Joan Vollero, a spokeswoman for DA Cyrus Vance Jr., confirmed that a staffer has read the book, and reviewed a letter from author Mark Shaw citing new leads, medical evidence, and witnesses overlooked when Kilgallen, 52, died suddenly on Nov. 8, 1965 at the peak of her career.
“I’m hopeful DA investigators will probe any records available and interview witnesses still alive today who can shed light on what happened to this remarkable woman,” Shaw told The Post, which featured his findings last month.
“Victims have rights whether their name is Dorothy Kilgallen or Dorothy Doe, and Kilgallen was denied justice in 1965. That’s why I’m fighting for her.”
Shaw said he has received dozens of e-mails from readers demanding an official investigation. One “called her ‘a patriot’ who should be revered for risking her life to solve the JFK assassination.”

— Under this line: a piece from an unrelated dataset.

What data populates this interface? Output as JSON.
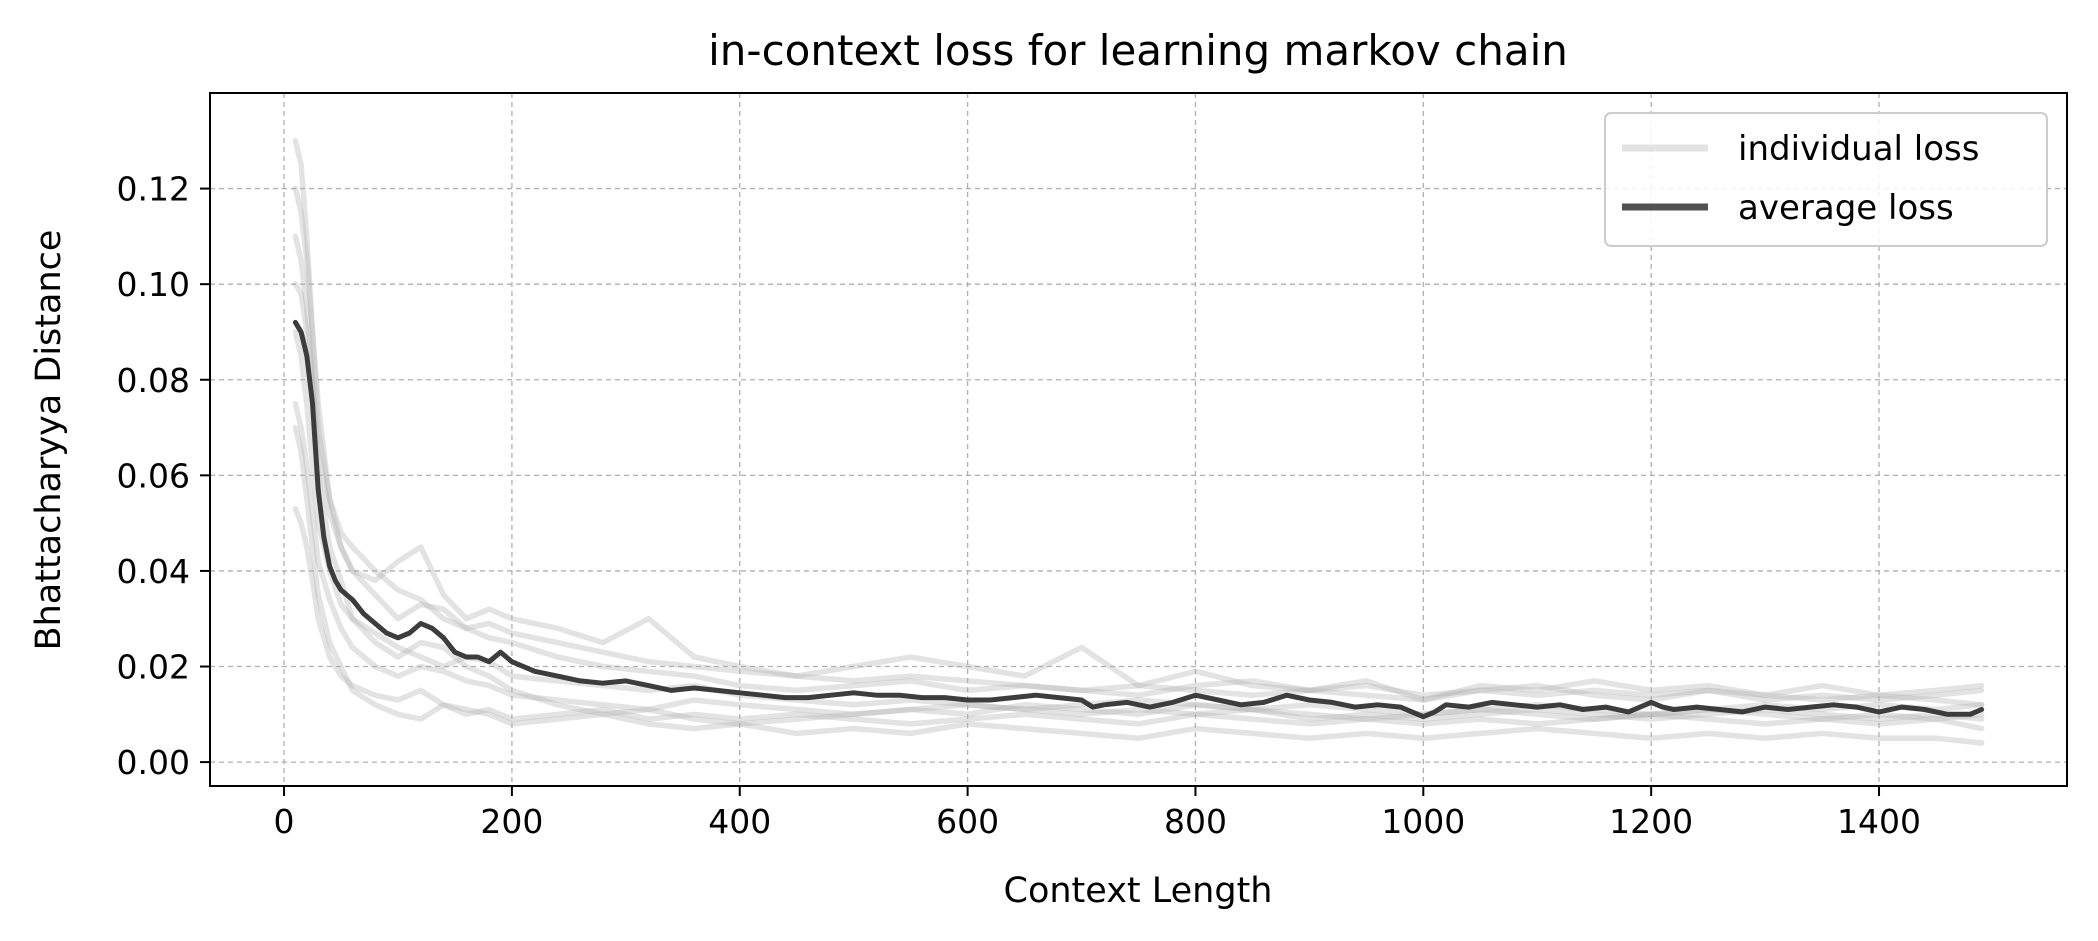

Kilgallen, who wrote a widely syndicated column for the New York Journal-American, was the only reporter ever to interview Jack Ruby, who shot Oswald, and published Ruby’s closed-door testimony to the Warren Commission before its official release. Her enemies ranged from Frank Sinatra to FBI Director J. Edgar Hoover.
The morning after Kilgallen appeared on the hit TV game show, she was found dead in her Manhattan apartment, naked under a robe and still in make-up. The Medical Examiner ruled it an accidental mix of booze and sleeping pills.
But Shaw contends Kilgallen was drugged. He cites a powdery residue on a glass by the bed, and records obtained from the National Archives showing two additional barbiturates in her system.
“There was no evidence that Kilgallen was a drug abuser,” Shaw said Saturday. “Despite the odd death scene and heavy doses, there was no investigation.”
Former ME toxicologist Dr. Stephen Goldner told Shaw the Mafia controlled the Brooklyn ME’s office, which inexplicably conducted the Kilgallen autopsy even though her death occurred in Manhattan.
Weeks before her death, Shaw learned, Kilgallen bought a gun for self-protection and planned a second trip to New Orleans to investigate Mafia don Carlos Marcello.
“If the wrong people knew what I know about the JFK assassination, it would cost me my life,” she confided to hairdresser Charles Simpson, one of several witnesses who gave videotaped interviews unearthed by Shaw.
Shaw urges the DA to interview Ron Pataky, an Ohio newspaper columnist and ex-lover seen huddling with Kilgallen at the Regency Hotel the night before she died. Pataky, now 81, later penned a poem called “Vodka
Roulette,” typed next to the image of a bartender mixing drinks, that reads, “Make one of ’em poison.”